Post-Petition Lenders: Does Your Super-Priority Claim Trump Post Conversion Expenses?

 
October 26, 2016

Key points: 

  • While DIP Lenders rightfully negotiate for super-priority administrative expenses which trump post conversion chapter 7 administrative expenses, these provisions are not uniformly enforced. 
  • DIP Lenders should require the inclusion of specific language providing that section 364(c)(1) super-priority claims have priority over chapter 7 administrative expense claims, including those to be incurred by a chapter 7 trustee above the agreed upon “burial expenses.” 

Lenders who provide post-petition financing (also known as debtor-in-possession financing) and who grant debtors authority to use their cash collateral, routinely require that the U.S. bankruptcy court’s approval orders grant them super-priority administrative expenses status. This includes priority over all such expenses to be incurred should the case be converted to a chapter 7 case, subject to an agreed upon carve-out for a chapter 7 trustee costs and expenses, i.e. “burial expenses.” As a provision approved by the bankruptcy court, lenders hope and assume that it will be respected when challenged by the chapter 7 trustee. But, does it? A review of the case law on the issue by the In re Packaging Systems, LLC court teaches us that the answer is maybe.1 

The bankruptcy code provisions at issue, sections 364(c)(1) and 726(b), do not directly address one another. Section 364(c)(1) authorizes the court to grant the lender an administrative expense claim with priority over all administrative expenses specified in section 503(b) and 507(b) of the bankruptcy code (which include the administrative expenses of a chapter 7 trustee). Section 726(b), in turn, provides that in a case converted to chapter 7, the administrative expenses incurred post conversion have priority of those incurred pre conversion. 

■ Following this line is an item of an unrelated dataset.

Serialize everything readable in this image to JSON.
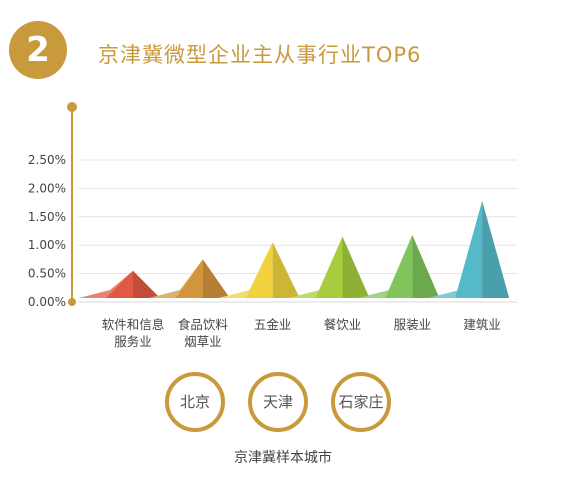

In the Packaging Systems case, the Debtor and Harborcove Financial, LLC were parties to a factoring and security agreement. After the Debtor filed for chapter 11, the court approved the assumption by the Debtor of its agreement with Harborcove. The order approving the assumption granted Harborcove a super-priority administrative expense claim under section 364(c)(1). Without specifically mentioning possible post conversion expenses, the order provided Harborcove with priority “over any and all administrative expenses incurred and priority claims arising in this case…” A year after entry of the order, the case was converted to chapter 7 and a chapter 7 trustee was appointed. The trustee eventually recovered funds through avoidance actions, and sought to distribute the funds recovered to post conversion chapter 7 administrative expense claimants instead of Harborcove, asserting that chapter 7 administrative expense claims take priority over Harborcove’s 364(c)(1) claim. Harborcove objected, arguing that all post conversion chapter 7 administrative expense claims are subordinated to its super-priority 364(c)(1) claim. 

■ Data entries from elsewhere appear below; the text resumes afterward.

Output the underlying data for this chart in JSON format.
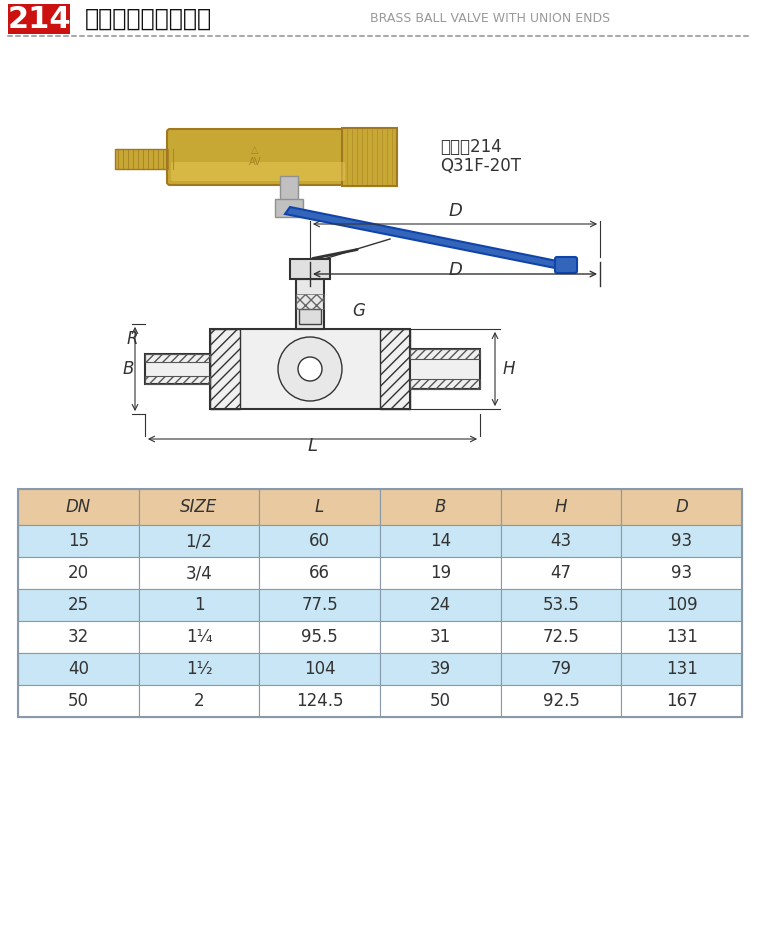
{
  "title_number": "214",
  "title_cn": "黄铜球阀（足通口）",
  "title_en": "BRASS BALL VALVE WITH UNION ENDS",
  "product_code": "货号：214",
  "product_model": "Q31F-20T",
  "table_headers": [
    "DN",
    "SIZE",
    "L",
    "B",
    "H",
    "D"
  ],
  "table_data": [
    [
      "15",
      "1/2",
      "60",
      "14",
      "43",
      "93"
    ],
    [
      "20",
      "3/4",
      "66",
      "19",
      "47",
      "93"
    ],
    [
      "25",
      "1",
      "77.5",
      "24",
      "53.5",
      "109"
    ],
    [
      "32",
      "1¹⁄₄",
      "95.5",
      "31",
      "72.5",
      "131"
    ],
    [
      "40",
      "1¹⁄₂",
      "104",
      "39",
      "79",
      "131"
    ],
    [
      "50",
      "2",
      "124.5",
      "50",
      "92.5",
      "167"
    ]
  ],
  "header_bg": "#e8c9a0",
  "row_bg_blue": "#c8e6f5",
  "row_bg_white": "#ffffff",
  "table_border": "#8899aa",
  "title_red_bg": "#cc1111",
  "title_white": "#ffffff",
  "bg_color": "#ffffff",
  "dim_labels": [
    "D",
    "G",
    "H",
    "R",
    "B",
    "L"
  ],
  "dotted_line_color": "#aaaaaa"
}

Surveying the case law on the subject shows a split among the courts. Some courts hold that section 364(c)(1) gets priority because it specifically addresses “all administrative expenses,” while section 726(b) fails to address section 364(c)(1). Another court reached the same result but held that section 364(c)(1) claims are not administrative expense claims but an entirely separate class of claims with priority over administrative expense claims. Other courts disagree and hold that the plain meaning of the bankruptcy code is clear, and section 726(b) provides priority for post conversion claims to pre conversion claims. 

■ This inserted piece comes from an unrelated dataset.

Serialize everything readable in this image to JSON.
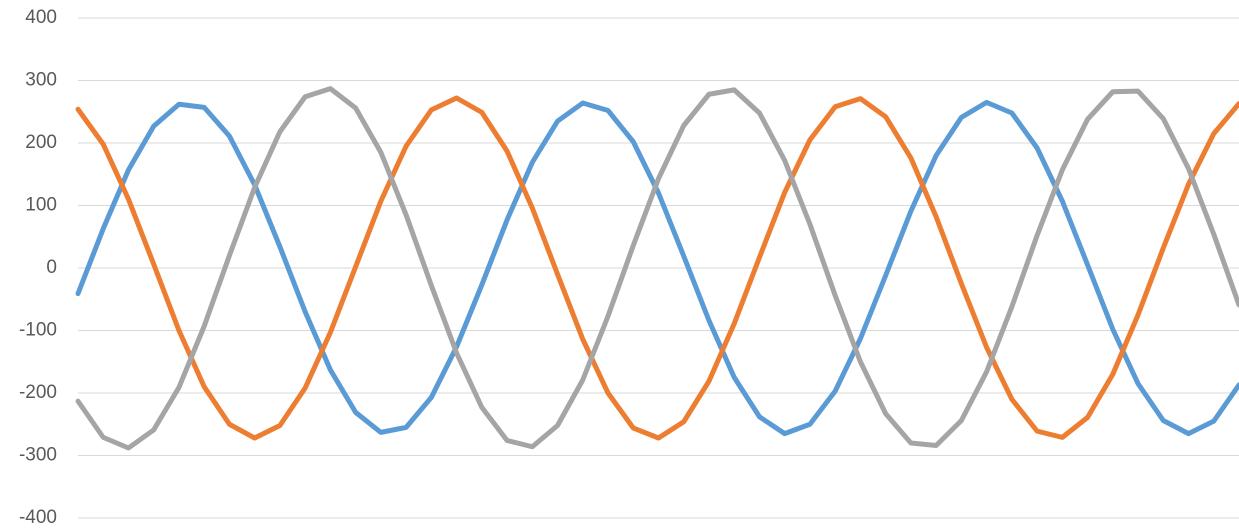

The Packaging Systems court sided with the courts that give priority to super-priority administrative expenses approved under section 364(c)(1). The court found the language of the two provisions to be clear, and held that a chapter 7 trustee must take account of the existence of pre conversion administrative expense claims in determining how to administer the case. Translation: chapter 7 trustees should not incur significant costs and expenses without first determining whether there are sufficient assets to compensate them for the work they are about to do. 

But, there is twist. Recall that the assets recovered by the chapter 7 trustee resulted from avoidance actions brought by the trustee. However, the order approving the assumption of the factoring agreement carved-out avoidance actions from the collateral securing Harborcove’s claims. And without the trustee’s pursuit of avoidance actions, Harborcove would have been entitled to nothing. In the court’s view, Harborcove is entitled to a super-priority claim, but not to a windfall. Resorting to equity, the court allowed the trustee to recover costs and expenses incurred only in the pursuit of the avoidance actions. 

The takeaway is that while DIP Lenders rightfully negotiate for super-priority administrative expenses which trump post conversion chapter 7 administrative expenses, these provisions are not uniformly enforced. Nonetheless, it is recommended to require the inclusion of specific language providing that section 364(c)(1) super-priority claims have priority over chapter 7 administrative expense claims, including those to be incurred by a chapter 7 trustee above the agreed upon “burial expenses.” 

Finally, an issue that was unaddressed by Packaging Systems, is whether a chapter 7 trustee is bound by orders that were entered before, and have direct effect on his or her appointment. We leave this issue for another day.

Read the Packaging Systems letter decision here » 

Footnotes 

1) Case No. 12-18864 (CMG) (Bankr. D. N.J. Sept. 30, 2016) [Docket No. 194].